Although no active cryovolcanism has been detected on Titan yet, several features on the surface have been identified as potentially cryovolcanic. “We’re already studying theoretical ways that cryovolcanism can transport material,” says Lopes, in anticipation for when the results of objective 3 are available.
The transport to the surface could also create habitable environments along the way. When Mike Malaska refers to the deep subsurface, he’s not just meaning the ocean, but reservoirs that could also exist in pockets along the pathways that organic material takes in and out of the ice shell. In particular, he says, between 7 and 30 kilometers beneath the surface, at the boundary between the stiff, brittle ice and the more ductile, softer ice, where temperatures and pressures would be somewhat similar to 2 or 3 kilometers beneath Antarctica, there could exist tiny spaces in between the ice grains of the ice shell where microbes such as Pelobacter acetylenicus could thrive. Being closer to the surface than the ice shell could also mean that the resulting biomarkers from these pockets of subsurface life could reach the surface more easily.

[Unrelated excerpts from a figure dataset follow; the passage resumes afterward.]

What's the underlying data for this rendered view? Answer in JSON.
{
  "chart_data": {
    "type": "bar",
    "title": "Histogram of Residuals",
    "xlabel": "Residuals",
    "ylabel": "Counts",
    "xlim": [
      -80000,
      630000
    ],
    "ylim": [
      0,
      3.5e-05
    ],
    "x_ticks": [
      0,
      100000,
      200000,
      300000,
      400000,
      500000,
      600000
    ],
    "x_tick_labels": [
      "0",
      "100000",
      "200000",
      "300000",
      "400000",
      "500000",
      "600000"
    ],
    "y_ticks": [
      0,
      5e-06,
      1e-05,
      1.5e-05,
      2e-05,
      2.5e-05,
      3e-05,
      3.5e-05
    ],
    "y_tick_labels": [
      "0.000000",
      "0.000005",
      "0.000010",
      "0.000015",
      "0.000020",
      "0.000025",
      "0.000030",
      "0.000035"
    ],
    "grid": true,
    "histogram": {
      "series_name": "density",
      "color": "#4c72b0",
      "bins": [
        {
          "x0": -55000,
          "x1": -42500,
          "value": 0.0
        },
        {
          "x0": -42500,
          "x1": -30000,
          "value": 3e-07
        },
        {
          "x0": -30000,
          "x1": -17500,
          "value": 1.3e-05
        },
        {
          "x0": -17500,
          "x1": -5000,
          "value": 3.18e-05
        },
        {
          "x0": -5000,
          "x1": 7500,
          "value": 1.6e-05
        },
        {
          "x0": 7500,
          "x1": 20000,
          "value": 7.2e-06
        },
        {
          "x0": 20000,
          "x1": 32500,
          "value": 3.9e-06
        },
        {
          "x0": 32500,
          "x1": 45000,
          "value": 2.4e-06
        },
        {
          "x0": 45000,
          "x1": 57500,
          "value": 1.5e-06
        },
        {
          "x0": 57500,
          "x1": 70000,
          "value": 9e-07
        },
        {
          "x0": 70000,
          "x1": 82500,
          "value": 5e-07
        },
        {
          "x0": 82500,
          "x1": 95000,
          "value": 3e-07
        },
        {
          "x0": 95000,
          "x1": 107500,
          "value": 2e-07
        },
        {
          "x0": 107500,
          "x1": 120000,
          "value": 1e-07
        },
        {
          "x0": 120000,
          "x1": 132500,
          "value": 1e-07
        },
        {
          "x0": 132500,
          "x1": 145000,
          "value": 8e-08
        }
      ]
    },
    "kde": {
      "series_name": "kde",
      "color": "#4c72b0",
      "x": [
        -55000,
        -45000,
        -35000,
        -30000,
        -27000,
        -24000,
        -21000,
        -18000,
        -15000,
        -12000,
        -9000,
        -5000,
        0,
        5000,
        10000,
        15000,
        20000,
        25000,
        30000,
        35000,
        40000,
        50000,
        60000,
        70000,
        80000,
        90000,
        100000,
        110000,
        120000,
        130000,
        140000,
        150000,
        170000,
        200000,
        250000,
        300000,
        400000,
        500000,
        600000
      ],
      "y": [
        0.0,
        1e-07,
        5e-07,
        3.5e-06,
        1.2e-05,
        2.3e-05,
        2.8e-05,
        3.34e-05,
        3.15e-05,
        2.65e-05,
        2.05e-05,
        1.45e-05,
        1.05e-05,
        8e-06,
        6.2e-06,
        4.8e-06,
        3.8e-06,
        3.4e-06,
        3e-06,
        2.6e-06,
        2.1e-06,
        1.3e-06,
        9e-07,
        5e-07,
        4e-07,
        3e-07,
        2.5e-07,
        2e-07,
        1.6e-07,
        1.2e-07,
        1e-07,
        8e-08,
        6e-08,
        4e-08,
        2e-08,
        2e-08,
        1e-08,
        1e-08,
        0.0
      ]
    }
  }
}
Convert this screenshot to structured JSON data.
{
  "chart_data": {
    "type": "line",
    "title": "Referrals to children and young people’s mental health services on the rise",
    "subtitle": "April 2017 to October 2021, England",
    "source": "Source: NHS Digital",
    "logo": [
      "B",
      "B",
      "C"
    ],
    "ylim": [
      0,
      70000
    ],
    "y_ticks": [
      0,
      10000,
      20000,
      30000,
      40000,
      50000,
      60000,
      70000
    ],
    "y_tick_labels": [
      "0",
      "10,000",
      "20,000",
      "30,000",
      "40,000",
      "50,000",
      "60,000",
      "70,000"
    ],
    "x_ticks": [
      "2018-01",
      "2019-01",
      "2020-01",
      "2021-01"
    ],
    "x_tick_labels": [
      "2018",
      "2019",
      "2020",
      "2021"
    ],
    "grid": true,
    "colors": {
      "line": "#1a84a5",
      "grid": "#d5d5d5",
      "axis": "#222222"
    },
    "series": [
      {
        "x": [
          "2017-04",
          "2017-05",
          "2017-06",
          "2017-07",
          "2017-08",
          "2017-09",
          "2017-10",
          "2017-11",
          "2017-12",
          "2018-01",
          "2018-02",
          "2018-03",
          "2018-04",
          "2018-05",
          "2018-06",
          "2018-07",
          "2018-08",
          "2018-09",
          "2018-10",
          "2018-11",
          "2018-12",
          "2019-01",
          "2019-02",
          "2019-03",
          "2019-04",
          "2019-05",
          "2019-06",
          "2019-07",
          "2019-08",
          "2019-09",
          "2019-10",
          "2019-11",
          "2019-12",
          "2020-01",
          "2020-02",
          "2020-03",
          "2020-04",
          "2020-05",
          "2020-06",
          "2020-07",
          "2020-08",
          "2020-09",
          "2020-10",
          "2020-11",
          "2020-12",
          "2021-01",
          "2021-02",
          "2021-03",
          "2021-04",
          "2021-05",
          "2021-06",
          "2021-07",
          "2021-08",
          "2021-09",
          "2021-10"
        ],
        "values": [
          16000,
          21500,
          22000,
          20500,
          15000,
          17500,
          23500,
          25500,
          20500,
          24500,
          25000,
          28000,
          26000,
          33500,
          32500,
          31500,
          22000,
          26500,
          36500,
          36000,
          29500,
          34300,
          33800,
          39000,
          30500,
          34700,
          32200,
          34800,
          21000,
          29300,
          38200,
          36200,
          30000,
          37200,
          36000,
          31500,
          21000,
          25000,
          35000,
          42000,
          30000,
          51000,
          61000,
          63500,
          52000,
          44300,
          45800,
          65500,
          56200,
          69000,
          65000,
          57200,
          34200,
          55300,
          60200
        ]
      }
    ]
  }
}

It also raises the question of how biosignatures could be chemically altered as they rise through the pathways in the ice shell, encountering different environments – liquid water, slushy ice, and solid ice – which would then impact upon what we could expect to detect on the surface. Finally, once they do reach the surface, how will future missions to Titan detect these biomarkers? The ultimate goal of the investigation is to paint a picture of a potential biosphere on Titan, so that scientists know what to look for, and what to design instruments to detect, when we do return to Titan.
“This is our big objective, to try and evaluate Titan as a potentially habitable system,” says Malaska. “We’re going to create a list of potential biomarkers and try and indicate where on the surface might be a good place to look for them.”